Pretty good on mileage, but not too dependable in the long run.
The assignment was a classic one: Transform the energy stored in the cocked spring of a mousetrap into motion. More specifically, create a device that travels as far as possible using that stored energy.
The information sheet students used points out that all three of Newton’s laws of motion are involved in the project.
Students were allowed to spend no more than $5 for materials, excluding the mousetrap. Anything manufactured to serve as a wheel was forbidden, and CD/DVD discs were also not allowed—a violation by one team.
Each entry was given three runs on the hallway floor and grades were determined by the best of the three.

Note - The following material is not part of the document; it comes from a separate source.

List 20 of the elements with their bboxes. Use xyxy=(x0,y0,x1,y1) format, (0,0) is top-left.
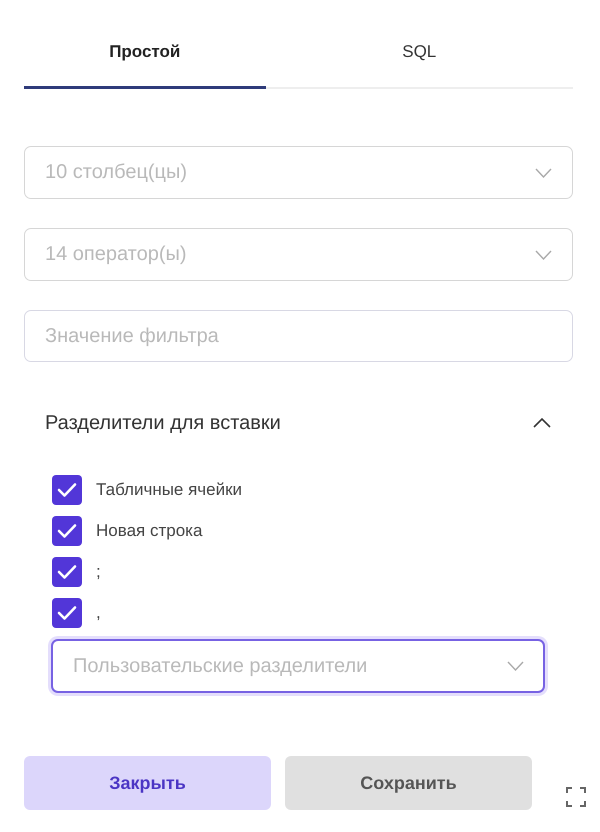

The rules forbid consulting an outside source for ideas, and that proved frustrating for the class, said teacher Kristina Newman.
“It is hard for kids not to go to the internet for answers right away,” she said. “They are so accustomed to doing that. Looking at the problem and working through failures is an important part of the engineering process and it is also what I really want my students to learn.”

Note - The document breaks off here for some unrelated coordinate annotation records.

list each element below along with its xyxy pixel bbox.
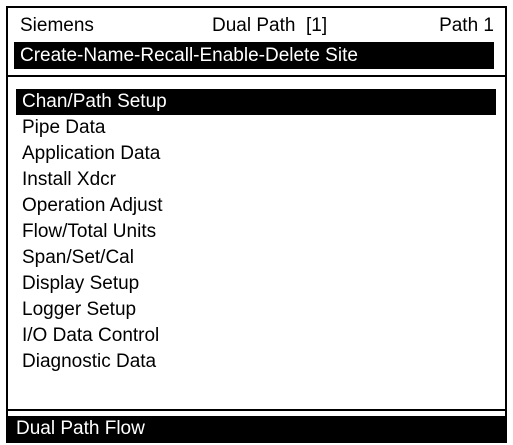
menu-item-logger-setup[interactable]: Logger Setup [16, 297, 496, 323]
status-bar: Dual Path Flow [8, 416, 505, 441]
menu-item-application-data[interactable]: Application Data [16, 141, 496, 167]
menu-list: Chan/Path Setup Pipe Data Application Da… [16, 89, 496, 375]
mode-label: Dual Path [1] [212, 15, 328, 36]
menu-item-span-set-cal[interactable]: Span/Set/Cal [16, 245, 496, 271]
meter-display: Siemens Dual Path [1] Path 1 Create-Name… [6, 6, 507, 443]
menu-item-io-data-control[interactable]: I/O Data Control [16, 323, 496, 349]
menu-item-diagnostic-data[interactable]: Diagnostic Data [16, 349, 496, 375]
menu-item-install-xdcr[interactable]: Install Xdcr [16, 167, 496, 193]
menu-item-flow-total-units[interactable]: Flow/Total Units [16, 219, 496, 245]
vendor-label: Siemens [20, 15, 94, 36]
header-line: Siemens Dual Path [1] Path 1 [16, 14, 496, 38]
menu-item-pipe-data[interactable]: Pipe Data [16, 115, 496, 141]
menu-item-operation-adjust[interactable]: Operation Adjust [16, 193, 496, 219]
main-menu: Chan/Path Setup Pipe Data Application Da… [8, 75, 505, 411]
menu-item-chan-path-setup[interactable]: Chan/Path Setup [16, 89, 496, 115]
path-label: Path 1 [439, 15, 494, 36]
site-menu-bar[interactable]: Create-Name-Recall-Enable-Delete Site [14, 42, 494, 69]
menu-item-display-setup[interactable]: Display Setup [16, 271, 496, 297]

“To me, just hearing them say that let me know that they were successful,” Ms. Newman said. “They are already showing me a desire to improve and I hope this desire continues to grow. I can’t wait for them to start the next project.
The class will be challenged with more elaborate contraptions through the school year and she expects to see improvements in students’ problem-solving abilities.
“As they get more practice, I hope they come out with a real sense of how to build on what they learn through a trial-and-error process and to expect more from themselves and not to go for the easy answer.”
That mousetrap spring could help launch a career in engineering.